Seolah merasa kuperhatikan, dia menoleh ke arahku. Kusambut tatapannya dengan senyum canggung. Perlahan dia mendekat.
“Ima kan?” tanyanya. Mungkin untuk meyakinkan dirinya kalau dia tak salah orang.
Aku mengangguk.
“Apa kabar?” tanyanya lagi sembari tersenyum cerah.
“Baik, seperti yang kau lihat. Kau sendiri?”
“Sama. Seperti yang kau lihat juga. Eukyang-kyang…”
Aku tertawa mendengar tawa khasnya itu. “Membeli apa?” tanyaku akhirnya usai tertawa.
“Ah… ini. Buku pesanan Lia.” Wajahnya memerah saat nama ‘Lia’ dia sebut.
“Cie… pasangan baru perhatian sekali…” godaku. Wajah Arga makin memerah.
Hm… kurasa Lia benar. Arga memang lebih tepat di sebut imut dari pada tampan, hehe…
“Kamu sendiri?” dia melihat buku yang kupegang.
“Oh. Buku tambahan untuk proposalku.” Dia mengangguk.
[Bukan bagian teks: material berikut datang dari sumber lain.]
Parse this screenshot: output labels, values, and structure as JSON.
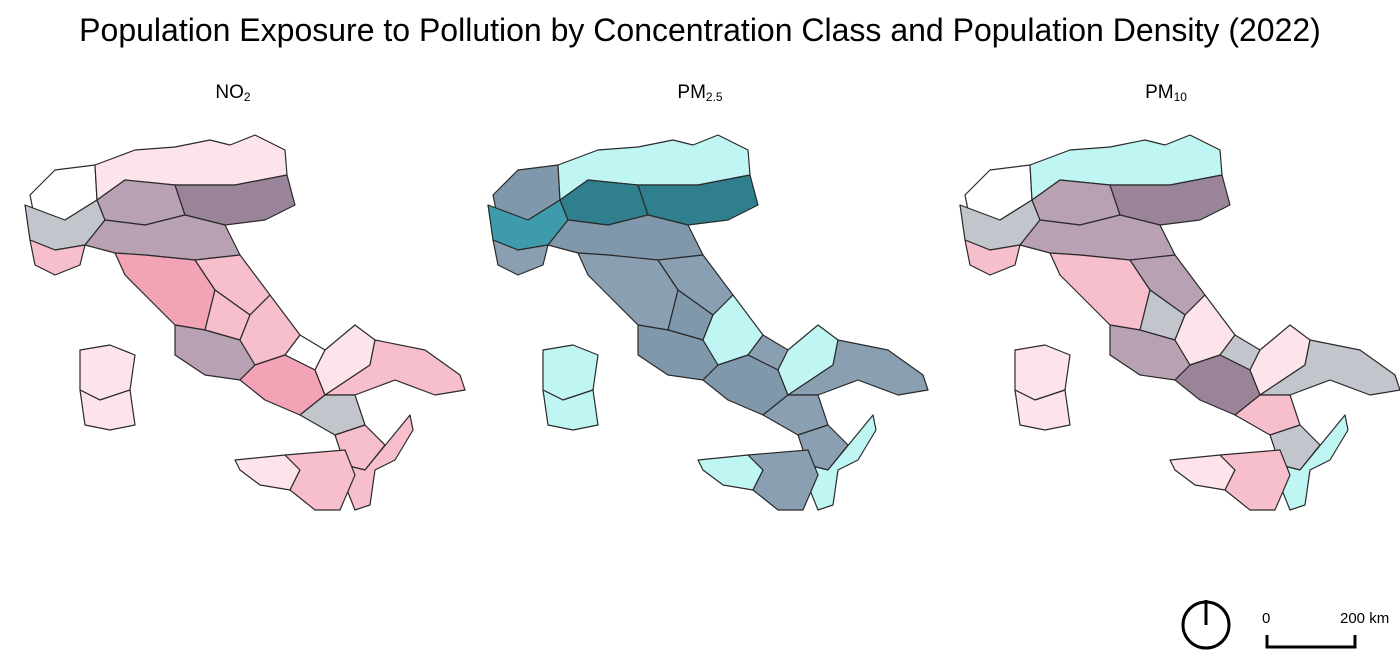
{
  "title": "Population Exposure to Pollution by Concentration Class and Population Density (2022)",
  "panels": [
    {
      "id": "no2",
      "base": "NO",
      "sub": "2"
    },
    {
      "id": "pm25",
      "base": "PM",
      "sub": "2.5"
    },
    {
      "id": "pm10",
      "base": "PM",
      "sub": "10"
    }
  ],
  "scale_bar": {
    "start_label": "0",
    "end_label": "200 km"
  },
  "north_arrow": {
    "icon": "north-arrow-icon"
  },
  "palette": {
    "pink_light": "#fde4ea",
    "pink": "#f7bfcc",
    "pink_dark": "#f2a3b5",
    "mauve": "#b7a1b3",
    "mauve_dark": "#9a8499",
    "grey": "#c2c6cc",
    "slate": "#8aa0b2",
    "blue_grey": "#7f98ab",
    "teal_light": "#bff6f4",
    "teal": "#3d9bab",
    "teal_dark": "#2f7f8f",
    "white": "#ffffff",
    "outline": "#2a2a2a"
  }
}
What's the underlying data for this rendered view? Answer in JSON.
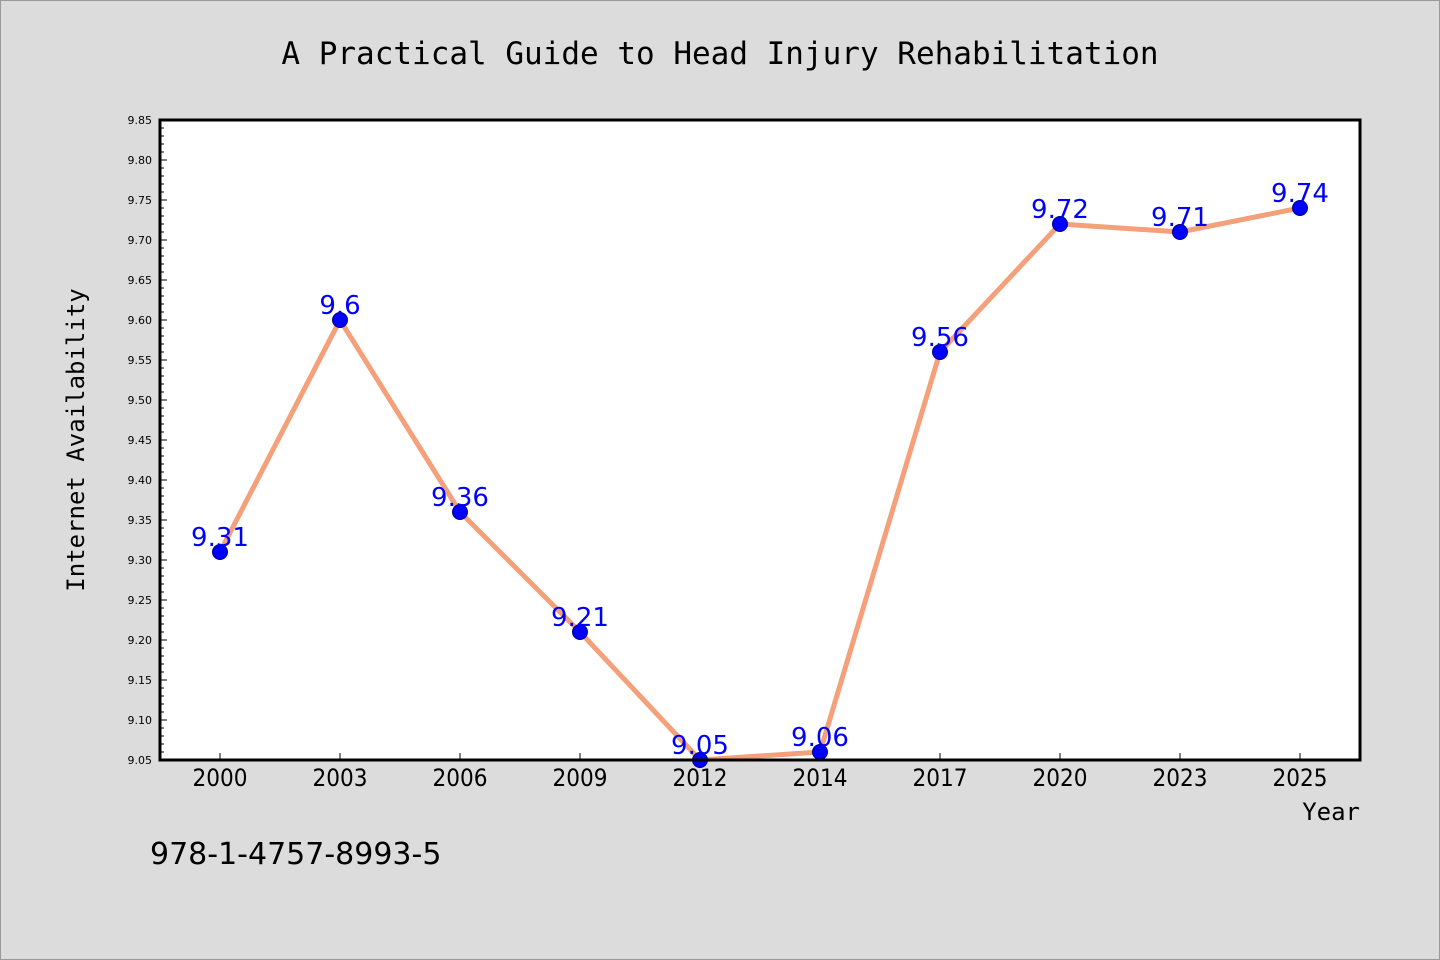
{
  "chart_data": {
    "type": "line",
    "title": "A Practical Guide to Head Injury Rehabilitation",
    "xlabel": "Year",
    "ylabel": "Internet Availability",
    "categories": [
      "2000",
      "2003",
      "2006",
      "2009",
      "2012",
      "2014",
      "2017",
      "2020",
      "2023",
      "2025"
    ],
    "series": [
      {
        "values": [
          9.31,
          9.6,
          9.36,
          9.21,
          9.05,
          9.06,
          9.56,
          9.72,
          9.71,
          9.74
        ],
        "data_labels": [
          "9.31",
          "9.6",
          "9.36",
          "9.21",
          "9.05",
          "9.06",
          "9.56",
          "9.72",
          "9.71",
          "9.74"
        ]
      }
    ],
    "ylim": [
      9.05,
      9.85
    ],
    "yticks": [
      "9.05",
      "9.10",
      "9.15",
      "9.20",
      "9.25",
      "9.30",
      "9.35",
      "9.40",
      "9.45",
      "9.50",
      "9.55",
      "9.60",
      "9.65",
      "9.70",
      "9.75",
      "9.80",
      "9.85"
    ],
    "grid": false,
    "legend": "none",
    "colors": {
      "line": "#f4a07a",
      "marker_fill": "#0000ff",
      "marker_edge": "#000080",
      "data_label": "#0000ff",
      "plot_background": "#ffffff",
      "figure_background": "#dcdcdc"
    }
  },
  "footer": {
    "isbn": "978-1-4757-8993-5"
  }
}
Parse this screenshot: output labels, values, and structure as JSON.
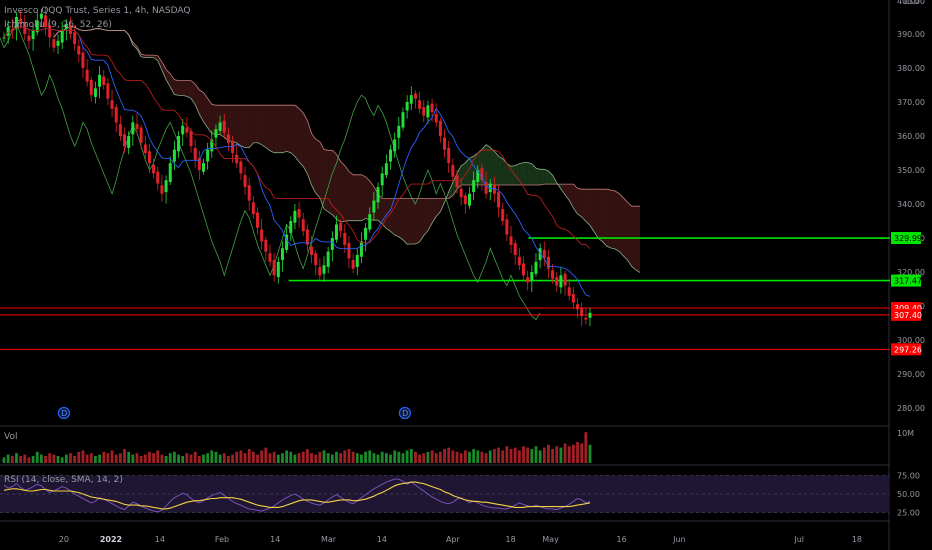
{
  "chart_data": {
    "type": "candlestick",
    "symbol_line": "Invesco QQQ Trust, Series 1, 4h, NASDAQ",
    "indicator_label": "Ichimoku (9, 26, 52, 26)",
    "currency": "USD",
    "price_axis": {
      "ylim": [
        275,
        400
      ],
      "ticks": [
        400,
        390,
        380,
        370,
        360,
        350,
        340,
        330,
        320,
        310,
        300,
        290,
        280
      ],
      "tick_labels": [
        "400.00",
        "390.00",
        "380.00",
        "370.00",
        "360.00",
        "350.00",
        "340.00",
        "330.00",
        "320.00",
        "310.00",
        "300.00",
        "290.00",
        "280.00"
      ]
    },
    "price_tags": [
      {
        "value": 329.99,
        "label": "329.99",
        "color": "#00e600"
      },
      {
        "value": 317.47,
        "label": "317.47",
        "color": "#00e600"
      },
      {
        "value": 309.4,
        "label": "309.40",
        "color": "#ff0000"
      },
      {
        "value": 307.4,
        "label": "307.40",
        "color": "#ff0000"
      },
      {
        "value": 297.26,
        "label": "297.26",
        "color": "#ff0000"
      }
    ],
    "horizontal_lines": [
      {
        "value": 329.99,
        "from_time": 0.595,
        "color": "#00e600"
      },
      {
        "value": 317.47,
        "from_time": 0.325,
        "color": "#00e600"
      },
      {
        "value": 309.4,
        "from_time": 0,
        "color": "#ff0000"
      },
      {
        "value": 307.4,
        "from_time": 0,
        "color": "#ff0000"
      },
      {
        "value": 297.26,
        "from_time": 0,
        "color": "#ff0000"
      }
    ],
    "close_series": [
      389,
      392,
      391,
      395,
      393,
      390,
      388,
      391,
      394,
      396,
      392,
      389,
      386,
      388,
      391,
      393,
      390,
      387,
      384,
      380,
      376,
      372,
      374,
      378,
      375,
      371,
      368,
      364,
      360,
      357,
      360,
      364,
      362,
      358,
      355,
      352,
      349,
      346,
      343,
      347,
      352,
      356,
      360,
      363,
      361,
      357,
      353,
      350,
      352,
      356,
      359,
      362,
      364,
      361,
      358,
      355,
      352,
      349,
      345,
      341,
      337,
      333,
      329,
      326,
      323,
      319,
      323,
      327,
      331,
      335,
      338,
      336,
      332,
      328,
      325,
      322,
      319,
      322,
      326,
      330,
      334,
      332,
      328,
      324,
      321,
      325,
      329,
      333,
      337,
      341,
      345,
      349,
      352,
      356,
      359,
      363,
      367,
      370,
      372,
      371,
      368,
      366,
      369,
      367,
      364,
      360,
      356,
      352,
      348,
      345,
      342,
      340,
      343,
      347,
      350,
      347,
      343,
      346,
      343,
      339,
      335,
      331,
      328,
      325,
      322,
      319,
      317,
      320,
      323,
      327,
      324,
      321,
      318,
      316,
      319,
      316,
      313,
      311,
      309,
      307,
      306,
      308
    ],
    "rsi_series": [
      62,
      58,
      60,
      64,
      59,
      55,
      57,
      60,
      63,
      61,
      56,
      52,
      54,
      57,
      60,
      58,
      54,
      50,
      47,
      44,
      41,
      38,
      40,
      45,
      43,
      40,
      37,
      34,
      31,
      29,
      34,
      39,
      37,
      34,
      31,
      29,
      27,
      26,
      28,
      34,
      40,
      45,
      48,
      51,
      49,
      44,
      40,
      38,
      41,
      45,
      48,
      50,
      52,
      48,
      44,
      40,
      37,
      35,
      32,
      30,
      29,
      28,
      27,
      29,
      31,
      34,
      38,
      42,
      45,
      48,
      50,
      47,
      43,
      40,
      38,
      36,
      35,
      38,
      42,
      46,
      49,
      46,
      42,
      39,
      37,
      41,
      45,
      49,
      53,
      57,
      60,
      63,
      66,
      68,
      70,
      70,
      67,
      63,
      66,
      62,
      58,
      54,
      50,
      46,
      43,
      40,
      38,
      37,
      39,
      43,
      45,
      42,
      38,
      41,
      38,
      35,
      33,
      32,
      31,
      31,
      30,
      30,
      32,
      35,
      38,
      36,
      34,
      33,
      35,
      33,
      31,
      30,
      30,
      29,
      31,
      33,
      36,
      40,
      44,
      42,
      38,
      40
    ],
    "rsi_sma_series": [
      55,
      56,
      57,
      57,
      56,
      55,
      54,
      54,
      55,
      56,
      56,
      55,
      54,
      54,
      54,
      54,
      54,
      53,
      52,
      50,
      48,
      46,
      45,
      44,
      43,
      42,
      41,
      40,
      38,
      36,
      35,
      35,
      35,
      34,
      34,
      33,
      32,
      31,
      30,
      30,
      31,
      33,
      35,
      37,
      39,
      40,
      41,
      41,
      42,
      43,
      44,
      44,
      45,
      45,
      45,
      45,
      44,
      43,
      41,
      39,
      37,
      35,
      34,
      33,
      32,
      32,
      32,
      33,
      35,
      37,
      39,
      41,
      42,
      42,
      42,
      41,
      40,
      39,
      39,
      40,
      41,
      42,
      42,
      42,
      41,
      41,
      42,
      43,
      45,
      47,
      50,
      52,
      55,
      58,
      61,
      63,
      64,
      65,
      66,
      66,
      65,
      64,
      62,
      60,
      58,
      56,
      53,
      51,
      48,
      46,
      44,
      42,
      41,
      40,
      40,
      39,
      39,
      38,
      37,
      36,
      35,
      34,
      33,
      32,
      32,
      32,
      33,
      33,
      33,
      33,
      33,
      33,
      33,
      33,
      33,
      33,
      33,
      34,
      35,
      36,
      37,
      38
    ],
    "volume_series": [
      4,
      6,
      5,
      7,
      5,
      6,
      4,
      5,
      8,
      6,
      5,
      7,
      6,
      5,
      4,
      6,
      7,
      5,
      8,
      9,
      6,
      7,
      5,
      6,
      8,
      7,
      9,
      6,
      7,
      10,
      8,
      6,
      7,
      5,
      6,
      8,
      7,
      9,
      6,
      5,
      7,
      8,
      6,
      5,
      7,
      6,
      8,
      5,
      6,
      7,
      9,
      8,
      6,
      7,
      5,
      6,
      8,
      9,
      7,
      10,
      8,
      6,
      9,
      11,
      7,
      8,
      6,
      7,
      9,
      8,
      6,
      7,
      8,
      10,
      7,
      6,
      8,
      9,
      7,
      6,
      8,
      7,
      9,
      10,
      8,
      7,
      6,
      8,
      9,
      7,
      6,
      8,
      7,
      6,
      9,
      8,
      7,
      9,
      10,
      8,
      6,
      7,
      8,
      9,
      7,
      8,
      10,
      11,
      9,
      8,
      7,
      9,
      8,
      10,
      9,
      8,
      7,
      9,
      10,
      11,
      9,
      12,
      10,
      11,
      9,
      12,
      11,
      10,
      12,
      9,
      11,
      13,
      10,
      12,
      11,
      14,
      12,
      13,
      15,
      14,
      22,
      13
    ],
    "time_axis": {
      "labels": [
        "20",
        "2022",
        "14",
        "Feb",
        "14",
        "Mar",
        "14",
        "Apr",
        "18",
        "May",
        "16",
        "Jun",
        "Jul",
        "18"
      ],
      "positions": [
        0.072,
        0.125,
        0.18,
        0.25,
        0.31,
        0.37,
        0.43,
        0.51,
        0.575,
        0.62,
        0.7,
        0.765,
        0.9,
        0.965
      ]
    },
    "volume_label": "Vol",
    "volume_axis_label": "10M",
    "rsi_label": "RSI (14, close, SMA, 14, 2)",
    "rsi_axis": {
      "ylim": [
        15,
        85
      ],
      "ticks": [
        75,
        50,
        25
      ],
      "tick_labels": [
        "75.00",
        "50.00",
        "25.00"
      ]
    },
    "event_markers": [
      {
        "label": "D",
        "time": 0.072
      },
      {
        "label": "D",
        "time": 0.456
      }
    ],
    "colors": {
      "up": "#22e03a",
      "down": "#e0222a",
      "tenkan": "#2962ff",
      "kijun": "#b71c1c",
      "lagging": "#43a047",
      "span_a": "#a5d6a7",
      "span_b": "#ef9a9a",
      "cloud_bull": "#1b3a1b",
      "cloud_bear": "#3a1414",
      "rsi": "#7e57c2",
      "rsi_sma": "#f5d142",
      "rsi_band": "#1f1633"
    }
  }
}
“Aku ke kasir dulu ya?” pamitnya.
“Ah, aku juga mau ke sana sebenarnya.”
“Ya, sudah. Kita sama-sama saja.” Ucapnya sembari tersenyum hangat.
Kamipun sama-sama menuju kasir. Usai membayar dia mempersilahkan aku duluan.
“Bilang pada Lia, jangan membiarkan suami tersayangnya berkeliaran seorang diri,” godaku lagi.
Lagi-lagi wajah putih Arga memerah.
“Hey!! Kau senang melihatku malu, ya?” ujernya salah tingkah. Aku tertawa pelan melihat tingkahnya.
“Mm… sampai jumpa. Titip salam buat Lia, ya?” pamitku.
Arga mengangguk. “Main-mainlah ke kos kami, hehe…”
Aku mengiyakan dengan gumaman lalu melangkah pergi.
“Mm… Ma?” panggil Arga tertahan.
Agak ragu aku berbalik. Kulihat Arga seperti ingin mengatakan sesuatu, tapi ragu. “Ada apa?”
“Mm…” dia menarik napas. “Lia dan Egi…”
Deg! Kenapa dengan mereka?
“…apa sudah lama saling mengenal?” sambung Arga pelan.
Aku menatapnya. Mencari tahu adakah hal yang mengganggu pikirannya. “Ya,” jawabku lambat. “Setahuku sudah sejak SD mereka berteman.”
Arga manggut-manggut sembari berkata, “Jadi selama itu…”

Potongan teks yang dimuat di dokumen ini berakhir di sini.